The ceremony for the two centers was attended by the daughters of the late Ruth and Bruce Rappaport, Ms. Irith Rappaport and Dr. Vered Drenger, Haifa Mayor Dr. Einat Kalisch-Rotem, Technion President Professor Peretz Lavie, and Ciechanover.
“I am convinced that with the help of the generous gift, the dreams of the founders of the Rappaport Faculty of Medicine will be realized. A dream in which transdisciplinary cooperation between engineering, life sciences, and medicine will lead to breakthroughs in the diagnosis and treatment of disease,” said Professor Lavie in a statement.
“Two quotations reflect my excitement at the generous contribution of the Rappaport family and the opportunity it affords us to concentrate multidisciplinary efforts by doctors, scientists, and engineers to advance the understanding of the complexity of cancer and to pave the way for discovering new therapies,” said Ciechanover in a university statement. “The first, ‘If there is no flour, there is no Torah,’ is a saying by our sages that Bruce Rappaport often quoted in order to explain his world view. The second, “If you think research is expensive, try disease!” is by Mary Lasker an American health activist and philanthropist who worked to raise funds for medical research. She would say this in order to explain the connection between basic research and medical advancement.”
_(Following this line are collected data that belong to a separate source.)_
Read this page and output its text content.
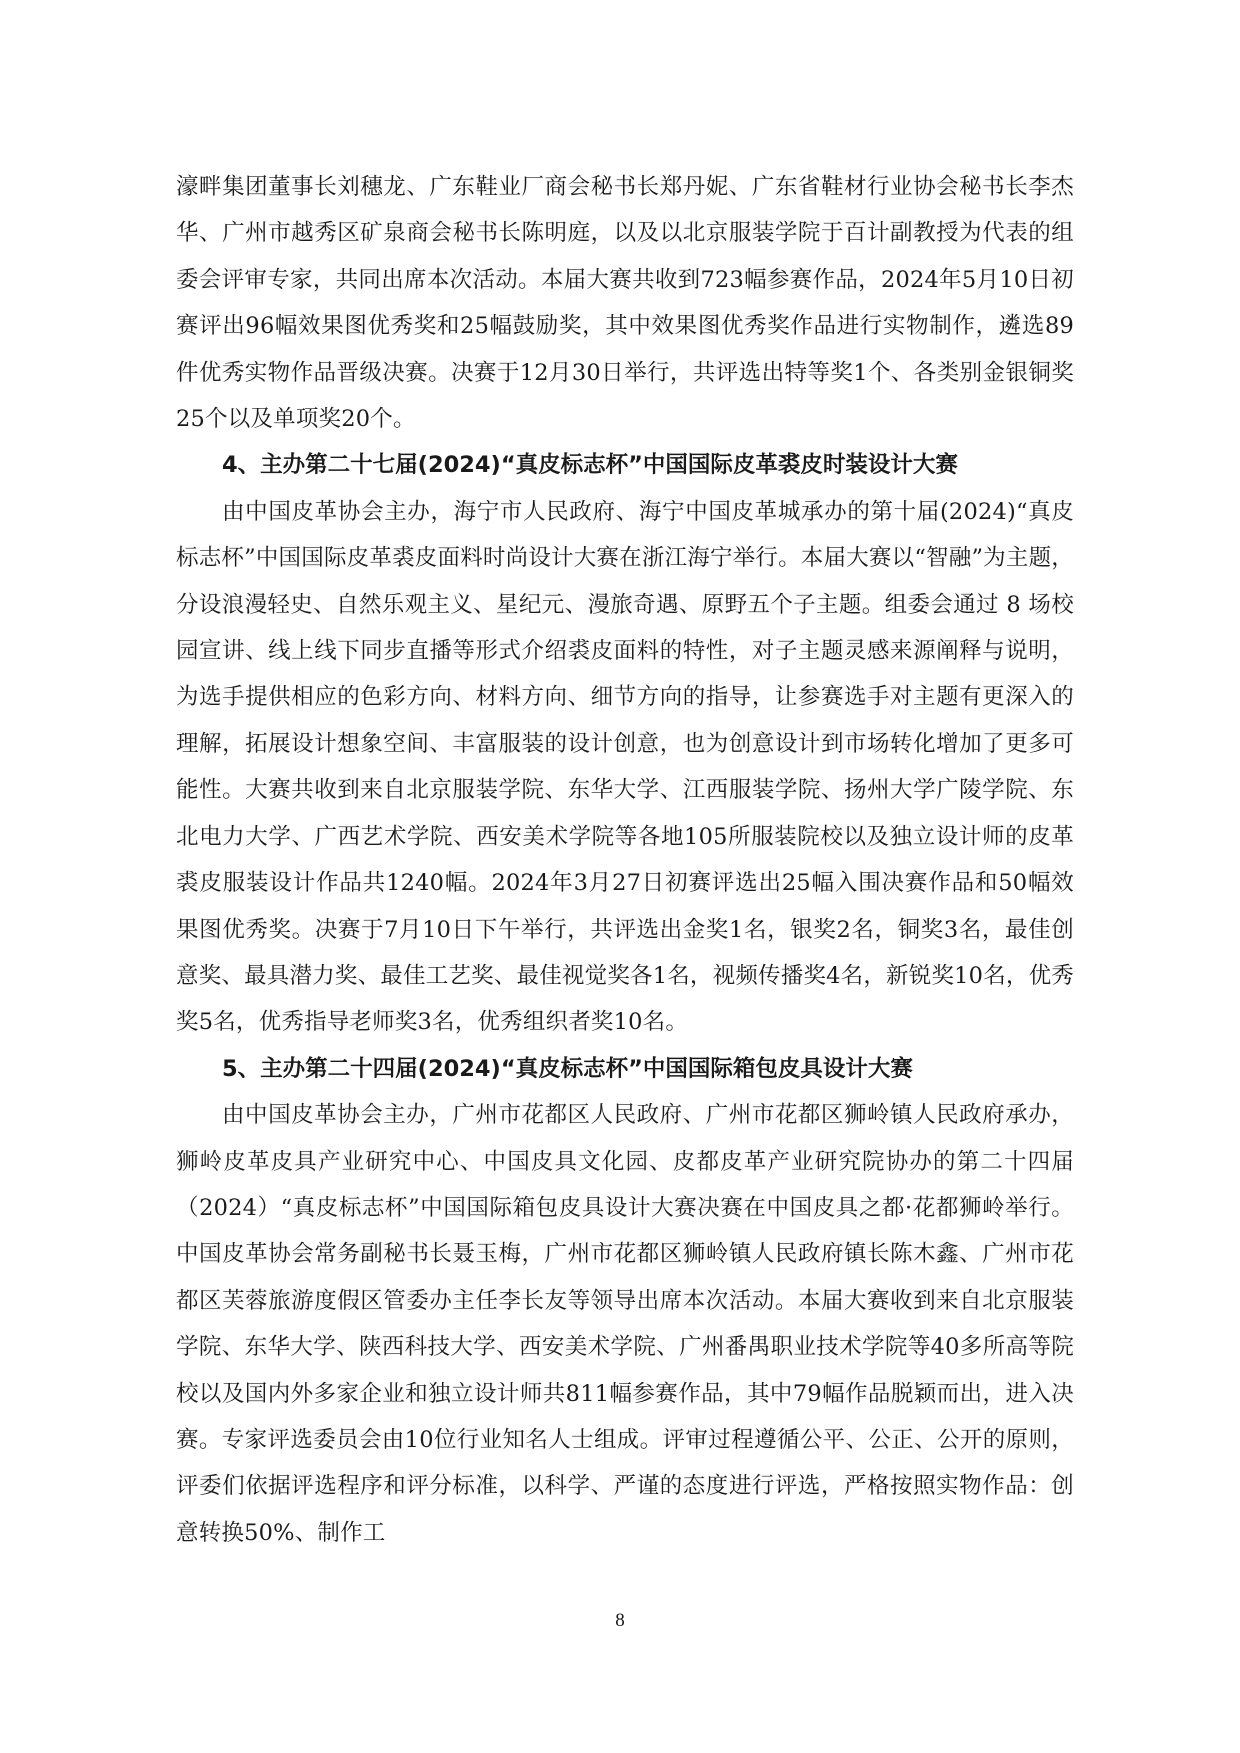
濠畔集团董事长刘穗龙、广东鞋业厂商会秘书长郑丹妮、广东省鞋材行业协会秘书长李杰华、广州市越秀区矿泉商会秘书长陈明庭，以及以北京服装学院于百计副教授为代表的组委会评审专家，共同出席本次活动。本届大赛共收到723幅参赛作品，2024年5月10日初赛评出96幅效果图优秀奖和25幅鼓励奖，其中效果图优秀奖作品进行实物制作，遴选89件优秀实物作品晋级决赛。决赛于12月30日举行，共评选出特等奖1个、各类别金银铜奖25个以及单项奖20个。

4、主办第二十七届(2024)“真皮标志杯”中国国际皮革裘皮时装设计大赛

由中国皮革协会主办，海宁市人民政府、海宁中国皮革城承办的第十届(2024)“真皮标志杯”中国国际皮革裘皮面料时尚设计大赛在浙江海宁举行。本届大赛以“智融”为主题，分设浪漫轻史、自然乐观主义、星纪元、漫旅奇遇、原野五个子主题。组委会通过 8 场校园宣讲、线上线下同步直播等形式介绍裘皮面料的特性，对子主题灵感来源阐释与说明，为选手提供相应的色彩方向、材料方向、细节方向的指导，让参赛选手对主题有更深入的理解，拓展设计想象空间、丰富服装的设计创意，也为创意设计到市场转化增加了更多可能性。大赛共收到来自北京服装学院、东华大学、江西服装学院、扬州大学广陵学院、东北电力大学、广西艺术学院、西安美术学院等各地105所服装院校以及独立设计师的皮革裘皮服装设计作品共1240幅。2024年3月27日初赛评选出25幅入围决赛作品和50幅效果图优秀奖。决赛于7月10日下午举行，共评选出金奖1名，银奖2名，铜奖3名，最佳创意奖、最具潜力奖、最佳工艺奖、最佳视觉奖各1名，视频传播奖4名，新锐奖10名，优秀奖5名，优秀指导老师奖3名，优秀组织者奖10名。

5、主办第二十四届(2024)“真皮标志杯”中国国际箱包皮具设计大赛

由中国皮革协会主办，广州市花都区人民政府、广州市花都区狮岭镇人民政府承办，狮岭皮革皮具产业研究中心、中国皮具文化园、皮都皮革产业研究院协办的第二十四届（2024）“真皮标志杯”中国国际箱包皮具设计大赛决赛在中国皮具之都·花都狮岭举行。中国皮革协会常务副秘书长聂玉梅，广州市花都区狮岭镇人民政府镇长陈木鑫、广州市花都区芙蓉旅游度假区管委办主任李长友等领导出席本次活动。本届大赛收到来自北京服装学院、东华大学、陕西科技大学、西安美术学院、广州番禺职业技术学院等40多所高等院校以及国内外多家企业和独立设计师共811幅参赛作品，其中79幅作品脱颖而出，进入决赛。专家评选委员会由10位行业知名人士组成。评审过程遵循公平、公正、公开的原则，评委们依据评选程序和评分标准，以科学、严谨的态度进行评选，严格按照实物作品：创意转换50%、制作工

8
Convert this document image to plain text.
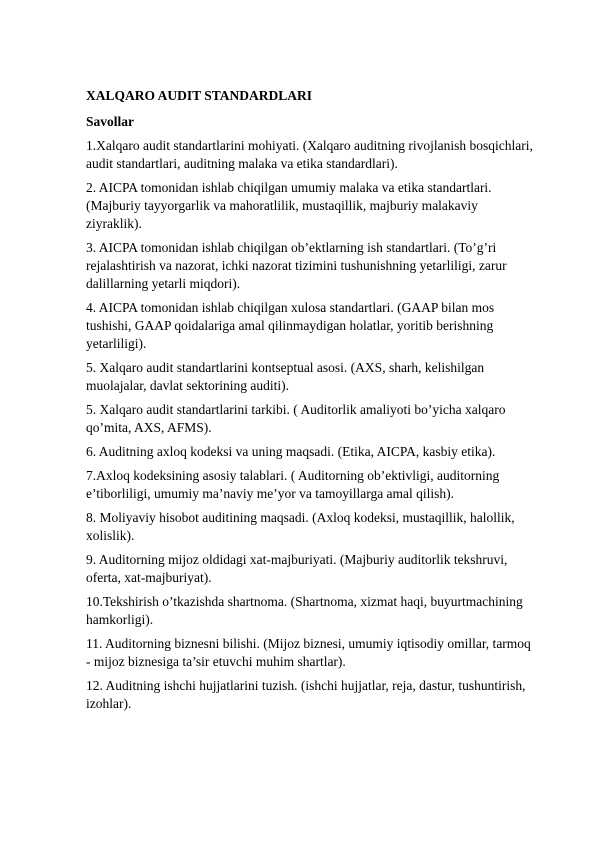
XALQARO AUDIT STANDARDLARI
Savollar
1.Xalqaro audit standartlarini mohiyati. (Xalqaro auditning rivojlanish bosqichlari,
audit standartlari, auditning malaka va etika standardlari).
2. AICPA tomonidan ishlab chiqilgan umumiy malaka va etika standartlari.
(Majburiy tayyorgarlik va mahoratlilik, mustaqillik, majburiy malakaviy
ziyraklik).
3. AICPA tomonidan ishlab chiqilgan ob’ektlarning ish standartlari. (To’g’ri
rejalashtirish va nazorat, ichki nazorat tizimini tushunishning yetarliligi, zarur
dalillarning yetarli miqdori).
4. AICPA tomonidan ishlab chiqilgan xulosa standartlari. (GAAP bilan mos
tushishi, GAAP qoidalariga amal qilinmaydigan holatlar, yoritib berishning
yetarliligi).
5. Xalqaro audit standartlarini kontseptual asosi. (AXS, sharh, kelishilgan
muolajalar, davlat sektorining auditi).
5. Xalqaro audit standartlarini tarkibi. ( Auditorlik amaliyoti bo’yicha xalqaro
qo’mita, AXS, AFMS).
6. Auditning axloq kodeksi va uning maqsadi. (Etika, AICPA, kasbiy etika).
7.Axloq kodeksining asosiy talablari. ( Auditorning ob’ektivligi, auditorning
e’tiborliligi, umumiy ma’naviy me’yor va tamoyillarga amal qilish).
8. Moliyaviy hisobot auditining maqsadi. (Axloq kodeksi, mustaqillik, halollik,
xolislik).
9. Auditorning mijoz oldidagi xat-majburiyati. (Majburiy auditorlik tekshruvi,
oferta, xat-majburiyat).
10.Tekshirish o’tkazishda shartnoma. (Shartnoma, xizmat haqi, buyurtmachining
hamkorligi).
11. Auditorning biznesni bilishi. (Mijoz biznesi, umumiy iqtisodiy omillar, tarmoq
- mijoz biznesiga ta’sir etuvchi muhim shartlar).
12. Auditning ishchi hujjatlarini tuzish. (ishchi hujjatlar, reja, dastur, tushuntirish,
izohlar).
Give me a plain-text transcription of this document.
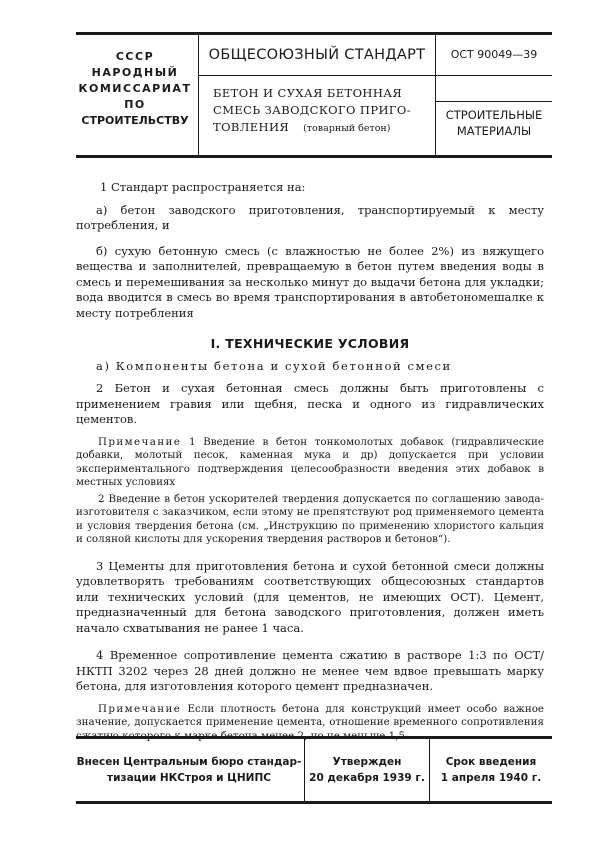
СССР
НАРОДНЫЙ
КОМИССАРИАТ
ПО
СТРОИТЕЛЬСТВУ
ОБЩЕСОЮЗНЫЙ СТАНДАРТ
БЕТОН И СУХАЯ БЕТОННАЯ
СМЕСЬ ЗАВОДСКОГО ПРИГО-
ТОВЛЕНИЯ (товарный бетон)
ОСТ 90049—39
СТРОИТЕЛЬНЫЕ
МАТЕРИАЛЫ

1 Стандарт распространяется на:

а) бетон заводского приготовления, транспортируемый к месту потребления, и

б) сухую бетонную смесь (с влажностью не более 2%) из вяжущего вещества и заполнителей, превращаемую в бетон путем введения воды в смесь и перемешивания за несколько минут до выдачи бетона для укладки; вода вводится в смесь во время транспортирования в автобетономешалке к месту потребления

I. ТЕХНИЧЕСКИЕ УСЛОВИЯ
а) Компоненты бетона и сухой бетонной смеси

2 Бетон и сухая бетонная смесь должны быть приготовлены с применением гравия или щебня, песка и одного из гидравлических цементов.

Примечание 1 Введение в бетон тонкомолотых добавок (гидравлические добавки, молотый песок, каменная мука и др) допускается при условии экспериментального подтверждения целесообразности введения этих добавок в местных условиях

2 Введение в бетон ускорителей твердения допускается по соглашению завода-изготовителя с заказчиком, если этому не препятствуют род применяемого цемента и условия твердения бетона (см. „Инструкцию по применению хлористого кальция и соляной кислоты для ускорения твердения растворов и бетонов“).

3 Цементы для приготовления бетона и сухой бетонной смеси должны удовлетворять требованиям соответствующих общесоюзных стандартов или технических условий (для цементов, не имеющих ОСТ). Цемент, предназначенный для бетона заводского приготовления, должен иметь начало схватывания не ранее 1 часа.

4 Временное сопротивление цемента сжатию в растворе 1:3 по ОСТ/НКТП 3202 через 28 дней должно не менее чем вдвое превышать марку бетона, для изготовления которого цемент предназначен.

Примечание Если плотность бетона для конструкций имеет особо важное значение, допускается применение цемента, отношение временного сопротивления сжатию которого к марке бетона менее 2, но не меньше 1,5.

Внесен Центральным бюро стандар-
тизации НКСтроя и ЦНИПС
Утвержден
20 декабря 1939 г.
Срок введения
1 апреля 1940 г.
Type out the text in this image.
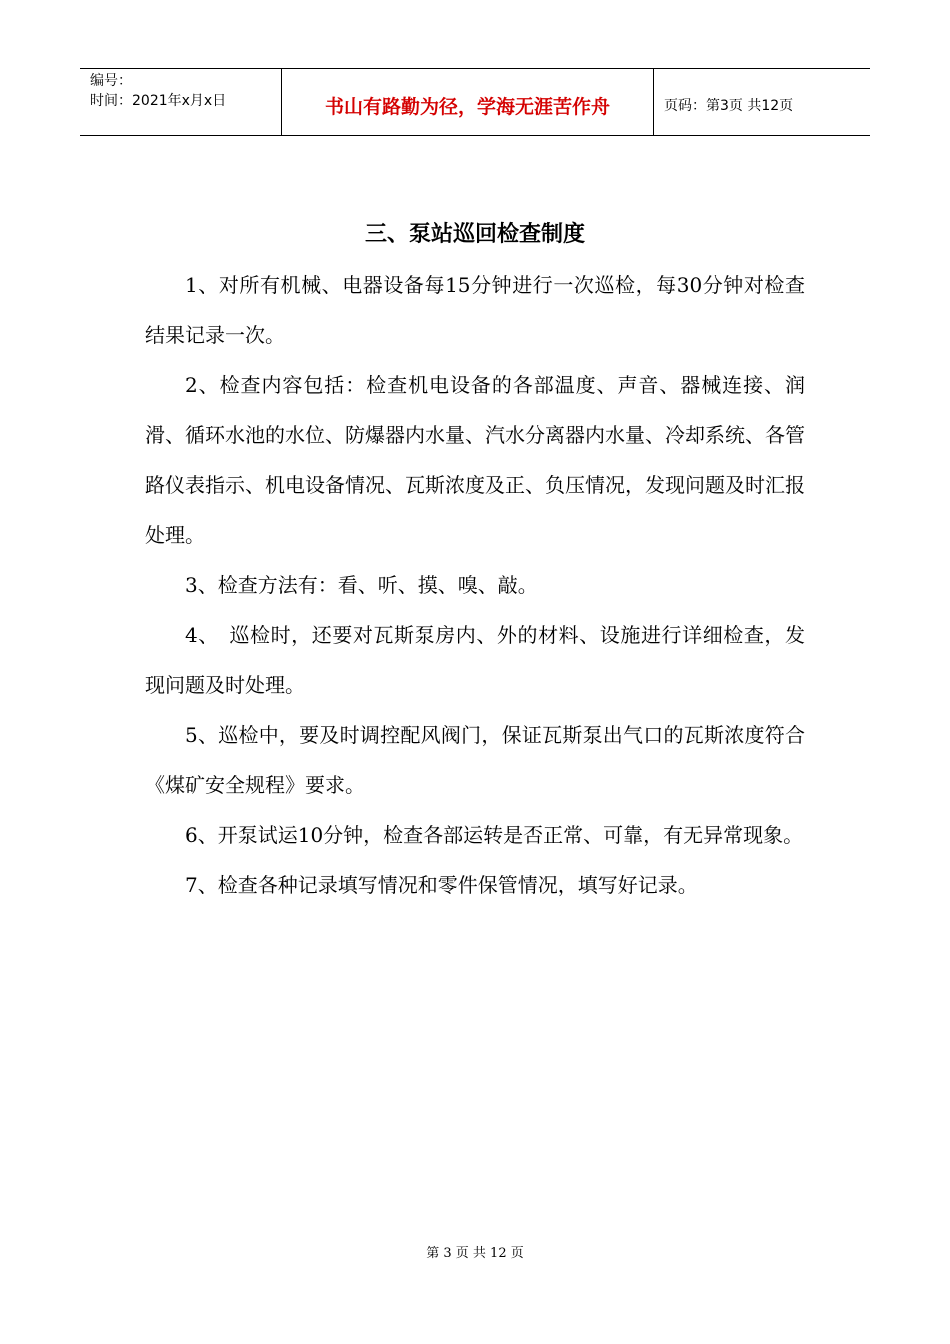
编号：
时间：2021年x月x日	书山有路勤为径，学海无涯苦作舟	页码：第3页 共12页
三、泵站巡回检查制度

1、对所有机械、电器设备每15分钟进行一次巡检，每30分钟对检查结果记录一次。

2、检查内容包括：检查机电设备的各部温度、声音、器械连接、润滑、循环水池的水位、防爆器内水量、汽水分离器内水量、冷却系统、各管路仪表指示、机电设备情况、瓦斯浓度及正、负压情况，发现问题及时汇报处理。

3、检查方法有：看、听、摸、嗅、敲。

4、　巡检时，还要对瓦斯泵房内、外的材料、设施进行详细检查，发现问题及时处理。

5、巡检中，要及时调控配风阀门，保证瓦斯泵出气口的瓦斯浓度符合《煤矿安全规程》要求。

6、开泵试运10分钟，检查各部运转是否正常、可靠，有无异常现象。

7、检查各种记录填写情况和零件保管情况，填写好记录。

第 3 页 共 12 页
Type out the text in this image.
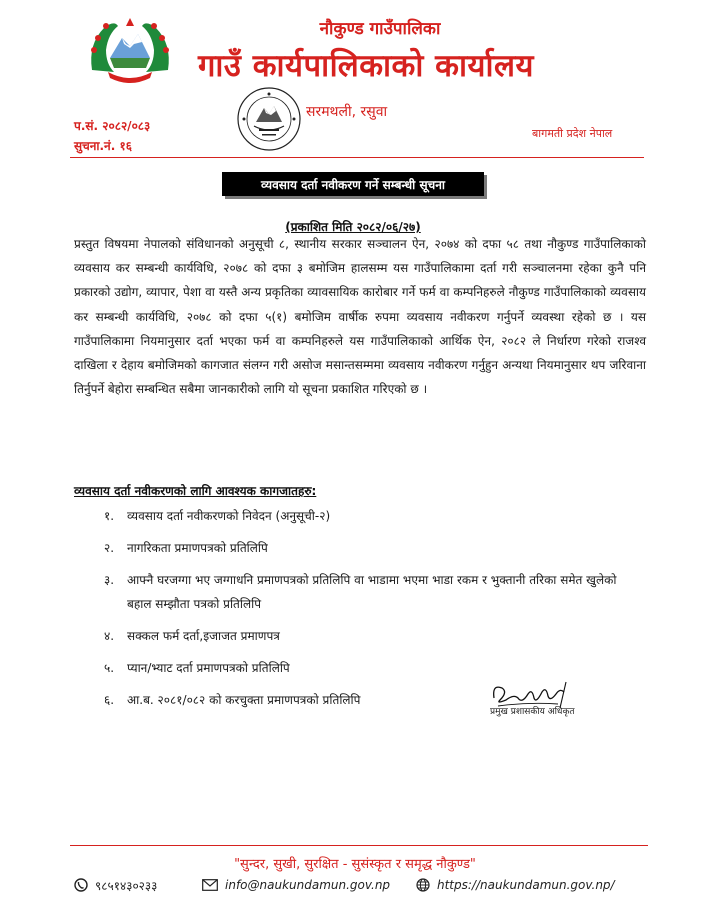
नौकुण्ड गाउँपालिका
गाउँ कार्यपालिकाको कार्यालय
सरमथली, रसुवा
प.सं. २०८२/०८३
सुचना.नं. १६
बागमती प्रदेश नेपाल
व्यवसाय दर्ता नवीकरण गर्ने सम्बन्धी सूचना
(प्रकाशित मिति २०८२/०६/२७)
प्रस्तुत विषयमा नेपालको संविधानको अनुसूची ८, स्थानीय सरकार सञ्चालन ऐन, २०७४ को दफा ५८ तथा नौकुण्ड गाउँपालिकाको व्यवसाय कर सम्बन्धी कार्यविधि, २०७८ को दफा ३ बमोजिम हालसम्म यस गाउँपालिकामा दर्ता गरी सञ्चालनमा रहेका कुनै पनि प्रकारको उद्योग, व्यापार, पेशा वा यस्तै अन्य प्रकृतिका व्यावसायिक कारोबार गर्ने फर्म वा कम्पनिहरुले नौकुण्ड गाउँपालिकाको व्यवसाय कर सम्बन्धी कार्यविधि, २०७८ को दफा ५(१) बमोजिम वार्षीक रुपमा व्यवसाय नवीकरण गर्नुपर्ने व्यवस्था रहेको छ । यस गाउँपालिकामा नियमानुसार दर्ता भएका फर्म वा कम्पनिहरुले यस गाउँपालिकाको आर्थिक ऐन, २०८२ ले निर्धारण गरेको राजश्व दाखिला र देहाय बमोजिमको कागजात संलग्न गरी असोज मसान्तसम्ममा व्यवसाय नवीकरण गर्नुहुन अन्यथा नियमानुसार थप जरिवाना तिर्नुपर्ने बेहोरा सम्बन्धित सबैमा जानकारीको लागि यो सूचना प्रकाशित गरिएको छ ।
व्यवसाय दर्ता नवीकरणको लागि आवश्यक कागजातहरु:
१.	व्यवसाय दर्ता नवीकरणको निवेदन (अनुसूची-२)
२.	नागरिकता प्रमाणपत्रको प्रतिलिपि
३.	आफ्नै घरजग्गा भए जग्गाधनि प्रमाणपत्रको प्रतिलिपि वा भाडामा भएमा भाडा रकम र भुक्तानी तरिका समेत खुलेको बहाल सम्झौता पत्रको प्रतिलिपि
४.	सक्कल फर्म दर्ता,इजाजत प्रमाणपत्र
५.	प्यान/भ्याट दर्ता प्रमाणपत्रको प्रतिलिपि
६.	आ.ब. २०८१/०८२ को करचुक्ता प्रमाणपत्रको प्रतिलिपि
प्रमुख प्रशासकीय अधिकृत
"सुन्दर, सुखी, सुरक्षित - सुसंस्कृत र समृद्ध नौकुण्ड"
९८५१४३०२३३	info@naukundamun.gov.np	https://naukundamun.gov.np/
Irith Rappaport said that “the role of private philanthropy is to support infrastructure that facilitates research and basic science…Philanthropic support of science should cherish the value of pursuing ground-breaking science, knowing that even though a certain percentage of the research may not succeed, we will still be able to garner insight for the benefit of society and humanity as a whole.”